Teen Dating: A Mom's Guide
Kids think oral sex isn't a big deal
Teen pregnancy numbers are down, and so is the number of kids who are having intercourse. But that doesn't mean kids aren't sexually active: Studies have found that some 50 percent of teenagers, ages 15 to 19, have engaged in oral sex. "I have an 11-year-old middle schooler who came home saying that a boy wanted her to have oral sex with him in the parking lot," says Tonja Krautter, a psychologist in Los Gatos, California, who works with adolescents. "A lot of kids have this idea that it's no big deal." Kids who think this may be missing crucial messages about sexually transmitted diseases and self-esteem.
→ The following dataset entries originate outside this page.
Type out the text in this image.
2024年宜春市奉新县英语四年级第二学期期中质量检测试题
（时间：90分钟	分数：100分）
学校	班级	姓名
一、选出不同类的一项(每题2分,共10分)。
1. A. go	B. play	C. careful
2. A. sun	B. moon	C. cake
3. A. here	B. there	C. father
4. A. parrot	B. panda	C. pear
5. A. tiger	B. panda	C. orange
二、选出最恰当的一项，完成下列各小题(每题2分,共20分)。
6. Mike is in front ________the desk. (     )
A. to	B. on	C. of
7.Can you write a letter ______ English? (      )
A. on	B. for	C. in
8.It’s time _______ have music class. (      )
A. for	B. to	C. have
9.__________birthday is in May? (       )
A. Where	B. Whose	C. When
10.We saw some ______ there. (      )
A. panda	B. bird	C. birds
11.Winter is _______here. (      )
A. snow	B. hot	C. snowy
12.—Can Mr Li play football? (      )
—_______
Talk to your kids about the seriousness of any sexual contact. Still, in all likelihood, they won't want to hear the particulars from you. In fact, a recent survey showed that most kids are getting their sex info from the Internet. So make sure they're getting their facts from a reputable source such as teenhealthfx.com. "There are very few accurate, direct, honest resources for adolescents to get their personal questions answered on sexuality matters," says Walter Rosenfeld, M.D., interim chairman for Goryeb Children's Hospital at Morristown Memorial, which supports the site. "Parents should offer guidance to their teenagers, but they should recognize there's a limit to how much the kids will listen." Dr. Rosenfeld also recommends sexetc.org (from Rutgers University), www.ashastd.org (from the American Social Health Association, for information about sexually transmitted diseases), and youngwomenshealth.org (from Children's Hospital Boston, for girls).